Stoll E, Billeter M A, Palmenberg A, Weissmann C
Cell. 1977 Sep;12(1):57-72. doi: 10.1016/0092-8674(77)90185-4.
We have determined the terminal heteropolymeric sequences of AMV RNA by the following procedures: first, RNA sequence determination on the 5' terminal and the poly(A)-linked 3' terminal T1 oligonucleotides, and second, analysis by the Maxam and Gilbert (1977) method of AMV strong stop DNA and of DNA complementary to the poly(A)-linked T1 oligonucleotide, synthesized with reverse transcriptase and (pdT)13 as primer. The structure deduced for the 5' terminal region is (5')7mGpppGmCCAUUCUACCUCUCACCACAUUGGUGUGCACCUGGGUUGAUGGCCGGACCGUCGAUUCCCUGACGACUACGAGCACCUGCAUGAAGCAGAAGGCUUCAU... Two distinct 3' terminal sequences were deduced: GCCAUUCUACCUCUCAAA...AOH and GCCAUUCUACCUCUCACCAAA...AOH. The two termini, differing by a C-C-A sequence, may reflect genetic heterogeneity of the AMV stock or, more probably, may be generated at or after RNA transcription. These results demonstrate a terminal redundancy of the hetero polymeric sequence of 16 and 19 nucleotides, respectively. The terminal redundancy allows for mechanisms which involve transfer of the DNA segment synthesized on the 5' terminal redundant sequence to the 3' terminal redundant sequence.
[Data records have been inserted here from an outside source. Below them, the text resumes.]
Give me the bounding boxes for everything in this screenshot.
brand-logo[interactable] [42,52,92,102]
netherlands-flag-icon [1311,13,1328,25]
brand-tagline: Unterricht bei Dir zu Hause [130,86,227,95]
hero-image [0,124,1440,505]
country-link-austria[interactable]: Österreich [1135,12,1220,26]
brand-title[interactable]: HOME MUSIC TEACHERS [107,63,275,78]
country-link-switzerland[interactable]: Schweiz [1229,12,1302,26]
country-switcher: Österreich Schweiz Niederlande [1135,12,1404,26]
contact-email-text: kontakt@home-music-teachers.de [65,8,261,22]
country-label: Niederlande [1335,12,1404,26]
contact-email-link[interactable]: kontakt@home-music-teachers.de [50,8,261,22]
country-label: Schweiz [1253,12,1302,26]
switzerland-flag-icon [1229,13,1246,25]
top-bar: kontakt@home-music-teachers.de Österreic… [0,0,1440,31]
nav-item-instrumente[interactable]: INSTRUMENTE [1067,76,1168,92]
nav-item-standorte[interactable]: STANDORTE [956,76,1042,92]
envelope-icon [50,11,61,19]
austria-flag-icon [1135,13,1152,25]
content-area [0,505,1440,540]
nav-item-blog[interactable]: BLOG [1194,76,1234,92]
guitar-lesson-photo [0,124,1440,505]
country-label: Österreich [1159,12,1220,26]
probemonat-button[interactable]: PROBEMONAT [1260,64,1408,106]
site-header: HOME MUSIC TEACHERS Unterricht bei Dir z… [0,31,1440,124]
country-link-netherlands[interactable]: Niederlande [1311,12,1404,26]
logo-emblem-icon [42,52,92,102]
我们通过以下步骤确定了苜蓿花叶病毒(AMV)RNA的末端杂聚序列:首先,对5'末端和与多聚(A)相连的3'末端T1寡核苷酸进行RNA序列测定;其次,采用Maxam和Gilbert(1977年)的方法,对以逆转录酶和(pdT)13为引物合成的AMV强终止DNA以及与多聚(A)相连的T1寡核苷酸的互补DNA进行分析。推导得出的5'末端区域结构为(5')7mGpppGmCCAUUCUACCUCUCACCACAUUGGUGUGCACCUGGGUUGAUGGCCGGACCGUCGAUUCCCUGACGACUACGAGCACCUGCAUGAAGCAGAAGGCUUCAU... 推导出两个不同的3'末端序列:GCCAUUCUACCUCUCAAA...AOH和GCCAUUCUACCUCUCACCAAA...AOH。这两个末端相差一个C-C-A序列,可能反映了AMV毒株的遗传异质性,或者更有可能是在RNA转录时或转录后产生的。这些结果分别证明了16个和19个核苷酸的杂聚序列存在末端冗余。末端冗余允许存在一些机制,这些机制涉及将在5'末端冗余序列上合成的DNA片段转移到3'末端冗余序列上。